Speaking during the launch of the Botswana Congress Party (BCP), council candidate Mayane warned that cooperation of opposition parties does not mean annexing other parties but working together for a positive cause. He expressed a wish that a clear message on cooperation could be deeply absorbed and understood by the electorate.
Mr Mayane said as members of the BNF, they would pledge their support to the BCP in the ward and noted that Batswana are tired of the ruling Botswana Democratic Party (BDP) party.
Vice President of the Botswana opposition People's Party (BPP), Moses Mokgatle, stated that there were irregularities and loopholes in the way the current government administers its activities. He also criticised President Festus Mogae saying he does not have the welfare of the impoverished Babirwa people of his constituency at heart.

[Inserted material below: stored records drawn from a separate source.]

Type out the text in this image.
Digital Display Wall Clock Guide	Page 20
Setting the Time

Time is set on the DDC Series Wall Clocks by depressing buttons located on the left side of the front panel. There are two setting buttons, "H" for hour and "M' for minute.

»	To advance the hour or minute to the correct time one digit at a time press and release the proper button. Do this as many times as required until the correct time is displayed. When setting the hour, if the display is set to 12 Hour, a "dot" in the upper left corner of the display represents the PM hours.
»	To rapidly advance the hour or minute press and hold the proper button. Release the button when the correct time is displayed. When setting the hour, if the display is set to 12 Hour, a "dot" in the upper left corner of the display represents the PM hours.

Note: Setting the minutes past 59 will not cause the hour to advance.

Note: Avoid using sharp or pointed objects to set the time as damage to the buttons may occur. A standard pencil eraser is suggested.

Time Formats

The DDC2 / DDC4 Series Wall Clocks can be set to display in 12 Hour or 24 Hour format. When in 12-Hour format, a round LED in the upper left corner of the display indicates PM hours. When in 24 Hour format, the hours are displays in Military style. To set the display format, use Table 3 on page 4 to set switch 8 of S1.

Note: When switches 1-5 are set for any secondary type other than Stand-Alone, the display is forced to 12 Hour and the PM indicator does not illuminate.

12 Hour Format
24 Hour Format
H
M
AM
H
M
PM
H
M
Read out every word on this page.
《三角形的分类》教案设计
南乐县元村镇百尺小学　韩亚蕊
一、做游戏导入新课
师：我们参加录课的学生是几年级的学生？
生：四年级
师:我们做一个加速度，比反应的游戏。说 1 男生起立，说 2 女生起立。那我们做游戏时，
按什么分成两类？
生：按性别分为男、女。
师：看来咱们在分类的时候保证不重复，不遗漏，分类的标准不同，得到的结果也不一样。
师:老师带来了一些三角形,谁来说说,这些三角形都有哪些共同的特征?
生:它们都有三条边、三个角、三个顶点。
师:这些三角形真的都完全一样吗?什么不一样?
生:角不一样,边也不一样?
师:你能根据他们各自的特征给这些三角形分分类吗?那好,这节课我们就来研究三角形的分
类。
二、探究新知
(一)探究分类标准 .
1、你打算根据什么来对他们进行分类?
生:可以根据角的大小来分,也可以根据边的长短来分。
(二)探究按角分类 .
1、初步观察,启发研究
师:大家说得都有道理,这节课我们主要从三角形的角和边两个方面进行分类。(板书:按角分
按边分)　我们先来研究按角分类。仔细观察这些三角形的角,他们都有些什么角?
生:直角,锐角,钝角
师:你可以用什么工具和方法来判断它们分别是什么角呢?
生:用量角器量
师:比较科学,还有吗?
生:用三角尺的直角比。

He appreciated the fact that opposition unity had borne fruit and said it had also caused some internal splits within the ruling party. "As members of the opposition in the country, our main aim is to topple the BDP and this is going to sail smoothly under the cooperation initiative."
Mr Mokgatle pointed out that Botswana's opposition had previously lost all the general elections and had realised that they were not strong enough, but this time they would snatch power from the ruling party. He dismissed hope by the ruling party that the opposition parties would split before the 2009 elections.
Since independence in 1966, the ruling BDP has won every legislative election, which again has given it the presidency for almost four decades. Elections have generally been free and fair.
In the last legislative elections, on 30 October 2004, the BDP won almost 52 percent of the votes, giving it 44 out of a total of 57 parliamentary seats. Two opposition parties are represented in the Gaborone parliament. Repeated calls for a united opposition to effectively challenge the BDP have failed until now.